Оправа у него все та же, старая, глаза за очками служебные. Какого черта я сюда пришел?
– Поговорить.
– О чем поговорить?
– Извиниться хочу.
– Извиниться? – на губах у подполковника обозначается усмешка. – В чем и перед кем?
– Перед вами. Можно я сяду?
– Как хочешь. Садись.
– Спасибо.
Стул для посетителей стоит боком к столу, и если я сейчас на него сяду, то буду выглядеть и вовсе по-дурацки. Разворачиваю стул, сажусь лицом к начальнику. Почему-то полный рот слюны. Глотаю, в ушах отдается, я кашляю.
– Да ты не нервничай, – советует мне подполковник. – Домой собрался?
Я киваю, потом мотаю головой, и понимай меня, как хочешь. Я сам не понимаю ни черта, зачем я здесь, но дальше молчать невозможно.
– Как у нее дела?
– Нормально у нее дела. А почему ты спрашиваешь?
– Она здесь, не уехала?
– Здесь, не уехала. А тебе это зачем?
– Мне надо с ней поговорить.
– Поговорить? О чем поговорить?
Старый дурак, зачем он мучает меня своими попугайскими вопросами! Я и так готов сквозь землю провалиться, расплакаться, стать на колени, обложить его матом, шарахнуть дверью и уйти, но ничего ему словами я сказать не в состоянии – таких слов нет, а если есть, то вслух не произносятся. Сказать ему, что я подлец и трус? Все это правда. Но стоит открыть рот, как выйдет не правда, а ложь во спасение. Когда один мужик, глядя в глаза другому мужику, называет себя подлецом и трусом, на самом деле это значит, что он, конечно же, не трус и не подлец, но так сложились обстоятельства.
– Хотя, ты знаешь... – начальник госпиталя складывает ладони лодочкой и смотрит внутрь, словно там что-то есть, мне невидимое. –Да, сходи, поговори. Она как раз дежурит. Поговори...

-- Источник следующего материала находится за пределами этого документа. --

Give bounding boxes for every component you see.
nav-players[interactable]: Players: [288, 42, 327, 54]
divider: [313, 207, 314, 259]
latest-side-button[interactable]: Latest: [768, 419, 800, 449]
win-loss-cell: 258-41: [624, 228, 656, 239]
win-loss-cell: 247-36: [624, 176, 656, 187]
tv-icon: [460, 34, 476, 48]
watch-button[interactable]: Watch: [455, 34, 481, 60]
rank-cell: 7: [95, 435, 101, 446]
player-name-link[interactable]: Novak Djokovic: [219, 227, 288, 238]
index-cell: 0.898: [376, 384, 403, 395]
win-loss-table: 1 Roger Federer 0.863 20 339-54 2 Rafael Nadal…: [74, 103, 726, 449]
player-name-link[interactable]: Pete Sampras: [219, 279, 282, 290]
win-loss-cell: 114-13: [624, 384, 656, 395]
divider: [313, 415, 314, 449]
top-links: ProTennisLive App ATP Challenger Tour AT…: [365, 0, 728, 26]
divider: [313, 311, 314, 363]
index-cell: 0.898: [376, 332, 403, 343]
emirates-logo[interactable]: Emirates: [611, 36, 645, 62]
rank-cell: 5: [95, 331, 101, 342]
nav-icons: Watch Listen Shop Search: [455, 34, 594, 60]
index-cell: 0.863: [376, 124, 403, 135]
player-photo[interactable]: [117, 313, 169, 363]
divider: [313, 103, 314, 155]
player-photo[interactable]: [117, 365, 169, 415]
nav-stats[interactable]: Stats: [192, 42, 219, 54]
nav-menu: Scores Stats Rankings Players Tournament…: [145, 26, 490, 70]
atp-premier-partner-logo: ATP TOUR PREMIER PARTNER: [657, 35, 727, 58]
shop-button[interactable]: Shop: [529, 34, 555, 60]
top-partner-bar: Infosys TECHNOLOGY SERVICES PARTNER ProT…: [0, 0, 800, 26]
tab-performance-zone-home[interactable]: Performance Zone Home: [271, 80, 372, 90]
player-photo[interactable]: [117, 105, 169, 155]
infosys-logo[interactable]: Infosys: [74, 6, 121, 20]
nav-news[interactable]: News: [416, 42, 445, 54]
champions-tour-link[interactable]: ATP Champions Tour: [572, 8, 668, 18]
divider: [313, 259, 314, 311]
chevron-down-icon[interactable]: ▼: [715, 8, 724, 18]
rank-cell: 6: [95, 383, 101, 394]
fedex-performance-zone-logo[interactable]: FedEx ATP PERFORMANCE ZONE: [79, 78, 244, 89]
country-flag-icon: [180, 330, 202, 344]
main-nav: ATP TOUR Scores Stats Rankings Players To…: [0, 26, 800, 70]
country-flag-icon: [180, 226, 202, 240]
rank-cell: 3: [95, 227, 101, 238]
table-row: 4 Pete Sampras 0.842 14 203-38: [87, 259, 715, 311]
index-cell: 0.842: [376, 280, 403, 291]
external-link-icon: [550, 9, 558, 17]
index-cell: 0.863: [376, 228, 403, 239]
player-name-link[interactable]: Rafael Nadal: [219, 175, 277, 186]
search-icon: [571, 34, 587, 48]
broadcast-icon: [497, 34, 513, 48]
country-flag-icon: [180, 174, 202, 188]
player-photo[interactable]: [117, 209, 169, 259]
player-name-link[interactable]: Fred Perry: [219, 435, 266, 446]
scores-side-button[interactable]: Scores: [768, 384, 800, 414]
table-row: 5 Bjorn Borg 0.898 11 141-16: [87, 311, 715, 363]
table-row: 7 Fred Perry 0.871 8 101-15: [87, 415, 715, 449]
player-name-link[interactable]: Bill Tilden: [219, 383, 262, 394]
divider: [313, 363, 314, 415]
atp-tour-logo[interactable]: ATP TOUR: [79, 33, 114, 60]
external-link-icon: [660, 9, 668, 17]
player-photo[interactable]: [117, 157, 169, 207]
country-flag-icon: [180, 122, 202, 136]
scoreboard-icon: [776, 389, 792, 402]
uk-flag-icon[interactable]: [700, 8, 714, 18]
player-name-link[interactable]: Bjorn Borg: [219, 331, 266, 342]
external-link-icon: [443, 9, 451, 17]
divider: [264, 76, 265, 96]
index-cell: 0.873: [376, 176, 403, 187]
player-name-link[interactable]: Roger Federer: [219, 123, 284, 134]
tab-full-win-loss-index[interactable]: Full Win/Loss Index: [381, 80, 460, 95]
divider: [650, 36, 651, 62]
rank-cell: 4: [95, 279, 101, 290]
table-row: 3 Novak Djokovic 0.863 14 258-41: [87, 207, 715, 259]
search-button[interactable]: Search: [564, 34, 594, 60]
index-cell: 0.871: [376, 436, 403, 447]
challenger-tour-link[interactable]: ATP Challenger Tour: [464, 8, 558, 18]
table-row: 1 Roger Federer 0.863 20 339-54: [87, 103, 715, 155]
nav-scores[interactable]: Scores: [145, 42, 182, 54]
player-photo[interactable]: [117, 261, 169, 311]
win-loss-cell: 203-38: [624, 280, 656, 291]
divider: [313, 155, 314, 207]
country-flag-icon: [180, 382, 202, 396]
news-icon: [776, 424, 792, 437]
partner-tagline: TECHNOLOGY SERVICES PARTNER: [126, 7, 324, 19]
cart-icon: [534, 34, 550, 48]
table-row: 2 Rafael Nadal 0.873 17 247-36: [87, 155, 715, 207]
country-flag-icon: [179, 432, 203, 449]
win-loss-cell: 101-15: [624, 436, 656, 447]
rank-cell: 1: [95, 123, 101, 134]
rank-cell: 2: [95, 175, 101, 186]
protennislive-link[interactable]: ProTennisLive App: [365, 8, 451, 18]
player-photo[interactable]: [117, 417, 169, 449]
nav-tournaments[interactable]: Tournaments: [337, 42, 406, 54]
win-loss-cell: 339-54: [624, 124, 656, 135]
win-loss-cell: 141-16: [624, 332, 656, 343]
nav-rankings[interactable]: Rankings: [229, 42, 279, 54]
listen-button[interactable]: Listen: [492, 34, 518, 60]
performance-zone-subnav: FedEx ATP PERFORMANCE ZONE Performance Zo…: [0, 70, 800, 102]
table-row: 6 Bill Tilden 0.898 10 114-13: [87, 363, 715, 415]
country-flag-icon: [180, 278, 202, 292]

– Спасибо, Евгений Петрович. – Руку протянуть я не решаюсь, не такая уж я сволочь, если разобраться. – Как там музей? – Нет, все же сволочь я изрядная.
– Музей? – он вроде бы силится вспомнить. – Ах да, музей... Можешь зайти и посмотреть. Кстати, как тебя на территорию пустили?
Рассказываю подполковнику, как я сказал дежурному на КПП, будто бы мне велели получить на руки выписку из больничного дела – чтобы долечиться на гражданке. Подполковник смеется, смотрит за окно, где середина красивого мая. Мне кажется, он постарел.
– Да, парень, соврать ты умеешь.
На улице я понимаю, что у меня горит лицо.
Сказав дневальному, кого позвать, сажусь на садовую скамейку возле дверей отделения. Однажды вечером, зимой, я сидел тут пьяный – решил проветриться, снизу подморозился. Она давала мне таблетки и штучки вроде свечек. Я здорово стеснялся, ей было смешно. Из отделения выходит офицер в халате, меня не замечает, поэтому я не встаю. По дорожке проезжает хлебовозка, меня обдает теплым запахом. Очень хочется есть, я закуриваю.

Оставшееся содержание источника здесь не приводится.